Ituri : 43 civils tués en six jours, l’APDEF alerte sur la situation à Mambasa

Quinze localités de la chefferie de Babila-Babombi, dans le territoire de Mambasa, en Ituri, auraient été attaquées par des combattants des ADF entre le 27 août et le 1er septembre 2026, selon l’Association pour la Protection et la Défense des Enfants et des Femmes (APDEF). L’organisation fait état d’un bilan provisoire de 43 civils tués, 53 maisons incendiées ainsi que plusieurs personnes portées disparues ou prises en otage.

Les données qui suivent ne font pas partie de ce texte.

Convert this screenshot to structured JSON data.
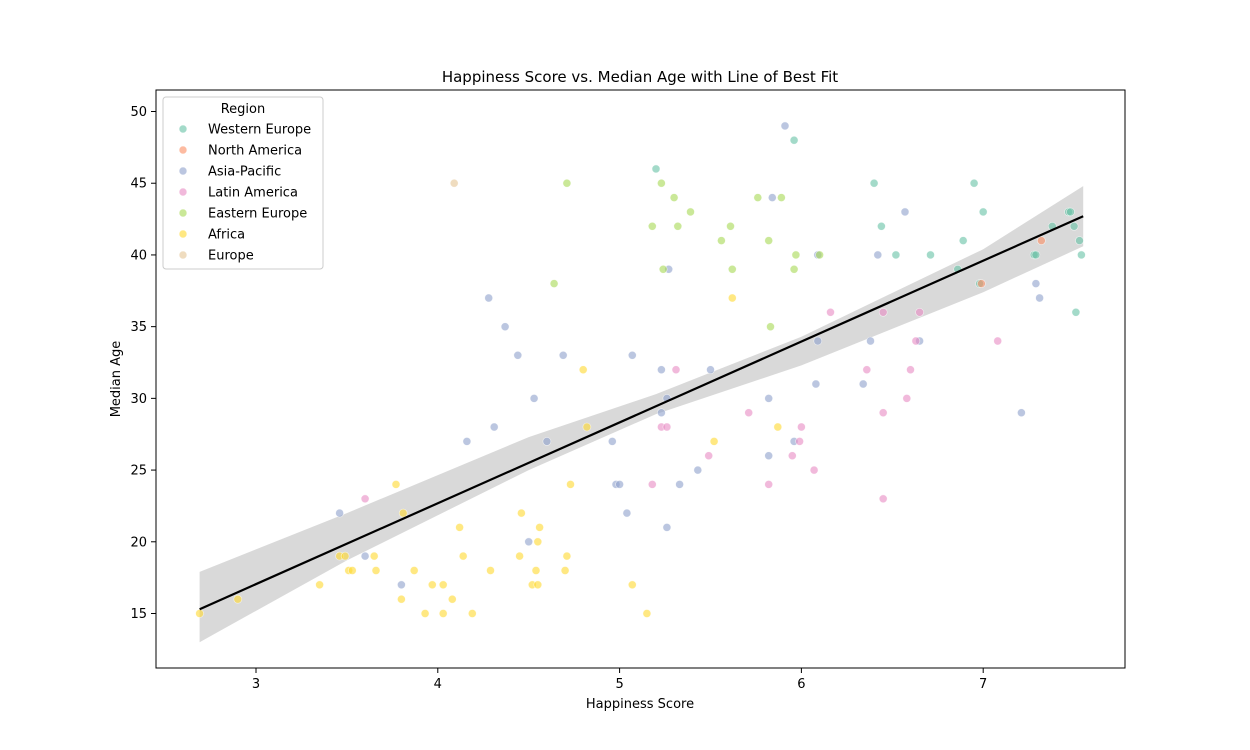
{
  "chart_data": {
    "type": "scatter",
    "title": "Happiness Score vs. Median Age with Line of Best Fit",
    "xlabel": "Happiness Score",
    "ylabel": "Median Age",
    "xlim": [
      2.45,
      7.78
    ],
    "ylim": [
      11.2,
      51.5
    ],
    "xticks": [
      3,
      4,
      5,
      6,
      7
    ],
    "yticks": [
      15,
      20,
      25,
      30,
      35,
      40,
      45,
      50
    ],
    "grid": false,
    "legend": {
      "title": "Region",
      "position": "top-left"
    },
    "series": [
      {
        "name": "Western Europe",
        "color": "#66c2a5",
        "points": [
          [
            5.2,
            46
          ],
          [
            5.96,
            48
          ],
          [
            6.4,
            45
          ],
          [
            6.95,
            45
          ],
          [
            6.44,
            42
          ],
          [
            7.0,
            43
          ],
          [
            6.52,
            40
          ],
          [
            6.71,
            40
          ],
          [
            6.89,
            41
          ],
          [
            6.86,
            39
          ],
          [
            6.98,
            38
          ],
          [
            7.28,
            40
          ],
          [
            7.29,
            40
          ],
          [
            7.38,
            42
          ],
          [
            7.47,
            43
          ],
          [
            7.48,
            43
          ],
          [
            7.5,
            42
          ],
          [
            7.53,
            41
          ],
          [
            7.54,
            40
          ],
          [
            7.51,
            36
          ]
        ]
      },
      {
        "name": "North America",
        "color": "#fc8d62",
        "points": [
          [
            7.32,
            41
          ],
          [
            6.99,
            38
          ]
        ]
      },
      {
        "name": "Asia-Pacific",
        "color": "#8da0cb",
        "points": [
          [
            5.91,
            49
          ],
          [
            5.84,
            44
          ],
          [
            6.57,
            43
          ],
          [
            6.42,
            40
          ],
          [
            6.09,
            40
          ],
          [
            5.27,
            39
          ],
          [
            4.28,
            37
          ],
          [
            4.37,
            35
          ],
          [
            4.44,
            33
          ],
          [
            4.69,
            33
          ],
          [
            5.07,
            33
          ],
          [
            5.23,
            32
          ],
          [
            5.5,
            32
          ],
          [
            4.53,
            30
          ],
          [
            5.26,
            30
          ],
          [
            5.82,
            30
          ],
          [
            4.16,
            27
          ],
          [
            4.31,
            28
          ],
          [
            4.6,
            27
          ],
          [
            4.96,
            27
          ],
          [
            5.23,
            29
          ],
          [
            5.96,
            27
          ],
          [
            5.82,
            26
          ],
          [
            6.08,
            31
          ],
          [
            6.34,
            31
          ],
          [
            6.38,
            34
          ],
          [
            6.09,
            34
          ],
          [
            6.65,
            34
          ],
          [
            7.21,
            29
          ],
          [
            7.29,
            38
          ],
          [
            7.31,
            37
          ],
          [
            4.98,
            24
          ],
          [
            5.0,
            24
          ],
          [
            5.33,
            24
          ],
          [
            5.43,
            25
          ],
          [
            5.04,
            22
          ],
          [
            5.26,
            21
          ],
          [
            4.5,
            20
          ],
          [
            3.46,
            22
          ],
          [
            3.6,
            19
          ],
          [
            3.8,
            17
          ]
        ]
      },
      {
        "name": "Latin America",
        "color": "#e78ac3",
        "points": [
          [
            6.16,
            36
          ],
          [
            6.45,
            36
          ],
          [
            6.65,
            36
          ],
          [
            6.63,
            34
          ],
          [
            7.08,
            34
          ],
          [
            5.31,
            32
          ],
          [
            6.36,
            32
          ],
          [
            6.6,
            32
          ],
          [
            6.58,
            30
          ],
          [
            6.45,
            29
          ],
          [
            5.71,
            29
          ],
          [
            5.23,
            28
          ],
          [
            5.26,
            28
          ],
          [
            6.0,
            28
          ],
          [
            5.99,
            27
          ],
          [
            5.49,
            26
          ],
          [
            5.95,
            26
          ],
          [
            5.18,
            24
          ],
          [
            5.82,
            24
          ],
          [
            6.07,
            25
          ],
          [
            6.45,
            23
          ],
          [
            3.6,
            23
          ]
        ]
      },
      {
        "name": "Eastern Europe",
        "color": "#a6d854",
        "points": [
          [
            4.71,
            45
          ],
          [
            5.23,
            45
          ],
          [
            5.3,
            44
          ],
          [
            5.76,
            44
          ],
          [
            5.89,
            44
          ],
          [
            5.39,
            43
          ],
          [
            5.18,
            42
          ],
          [
            5.32,
            42
          ],
          [
            5.61,
            42
          ],
          [
            5.82,
            41
          ],
          [
            5.56,
            41
          ],
          [
            5.97,
            40
          ],
          [
            6.1,
            40
          ],
          [
            5.62,
            39
          ],
          [
            5.24,
            39
          ],
          [
            5.96,
            39
          ],
          [
            4.64,
            38
          ],
          [
            5.83,
            35
          ]
        ]
      },
      {
        "name": "Africa",
        "color": "#ffd92f",
        "points": [
          [
            5.62,
            37
          ],
          [
            4.8,
            32
          ],
          [
            4.82,
            28
          ],
          [
            5.87,
            28
          ],
          [
            5.52,
            27
          ],
          [
            3.77,
            24
          ],
          [
            4.73,
            24
          ],
          [
            3.81,
            22
          ],
          [
            4.46,
            22
          ],
          [
            4.12,
            21
          ],
          [
            4.56,
            21
          ],
          [
            4.55,
            20
          ],
          [
            3.46,
            19
          ],
          [
            3.49,
            19
          ],
          [
            3.65,
            19
          ],
          [
            4.14,
            19
          ],
          [
            4.45,
            19
          ],
          [
            4.71,
            19
          ],
          [
            3.51,
            18
          ],
          [
            3.53,
            18
          ],
          [
            3.66,
            18
          ],
          [
            3.87,
            18
          ],
          [
            4.29,
            18
          ],
          [
            4.54,
            18
          ],
          [
            4.7,
            18
          ],
          [
            3.35,
            17
          ],
          [
            3.97,
            17
          ],
          [
            4.03,
            17
          ],
          [
            4.52,
            17
          ],
          [
            4.55,
            17
          ],
          [
            5.07,
            17
          ],
          [
            2.9,
            16
          ],
          [
            3.8,
            16
          ],
          [
            4.08,
            16
          ],
          [
            2.69,
            15
          ],
          [
            3.93,
            15
          ],
          [
            4.03,
            15
          ],
          [
            4.19,
            15
          ],
          [
            5.15,
            15
          ]
        ]
      },
      {
        "name": "Europe",
        "color": "#e5c494",
        "points": [
          [
            4.09,
            45
          ]
        ]
      }
    ],
    "best_fit": {
      "color": "#000000",
      "line": [
        [
          2.69,
          15.3
        ],
        [
          7.55,
          42.7
        ]
      ],
      "ci_lower": [
        [
          2.69,
          13.0
        ],
        [
          3.5,
          18.7
        ],
        [
          4.5,
          25.0
        ],
        [
          5.2,
          28.9
        ],
        [
          6.0,
          32.3
        ],
        [
          7.0,
          37.4
        ],
        [
          7.55,
          40.6
        ]
      ],
      "ci_upper": [
        [
          2.69,
          17.9
        ],
        [
          3.5,
          22.0
        ],
        [
          4.5,
          27.3
        ],
        [
          5.2,
          30.3
        ],
        [
          6.0,
          34.3
        ],
        [
          7.0,
          40.4
        ],
        [
          7.55,
          44.8
        ]
      ],
      "ci_color": "#cfcfcf"
    }
  }
}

Selon l’APDEF, plusieurs familles auraient également fui leurs villages à la suite de ces attaques. Des biens auraient été pillés et certaines victimes seraient encore sans sépulture dans plusieurs zones touchées. L’organisation estime par ailleurs que le bilan pourrait évoluer, certaines personnes étant toujours portées disparues.

Le coordonnateur de l’APDEF à Mambasa, Ram’s Malikidogo, déplore la répétition des attaques dans cette partie de l’Ituri et appelle à une vigilance accrue de la population.

« 15 localités de la chefferie de Babila-Babombi ont été attaquées dans l’intervalle de 6 jours. Depuis le jeudi 27 août 2026 jusqu’à la date d’aujourd’hui 1er septembre de la même année, nous avons totalisé 15 localités qui ont été attaquées. Et de ces 15 localités, 43 civils ont été tués, à moyenne de 7 civils par jour, 53 maisons ont été incendiées, et d’autres personnes ont été prises en otage, et jusqu’à présent, le sort n’est pas encore connu », indique-t-il.

Face à cette situation, l’APDEF appelle les autorités sécuritaires à renforcer leur présence dans le territoire de Mambasa, particulièrement dans la chefferie de Babila-Babombi. L’organisation estime que la persistance des attaques expose davantage les populations civiles.

Elle invite également les habitants à rester vigilants et à signaler tout mouvement suspect aux services compétents. Pour l’APDEF, le renforcement de la sécurité dans les villages concernés reste nécessaire afin de prévenir de nouvelles attaques et de favoriser le retour des populations déplacées.

« Nous pensons que l’État a abandonné la population du territoire de Mambasa en général, particulièrement la population de la chefferie de Babila-Babombi, parce que c’est inacceptable que l’ennemi continue à tuer les civils sans être inquiété, sans être poursuivi. Nous appelons la population à demeurer toujours vigilante, vu que l’ennemi se retire en toute liberté sans être inquiété », déplore Ram’s Malikidogo.

Le bilan communiqué Dans cette partie de l’Ituri, la multiplication des attaques continue ainsi de nourrir l’inquiétude parmi les populations civiles, confrontées aux déplacements et à l’insécurité persistante. L’APDEF appelle à des mesures urgentes pour renforcer leur protection.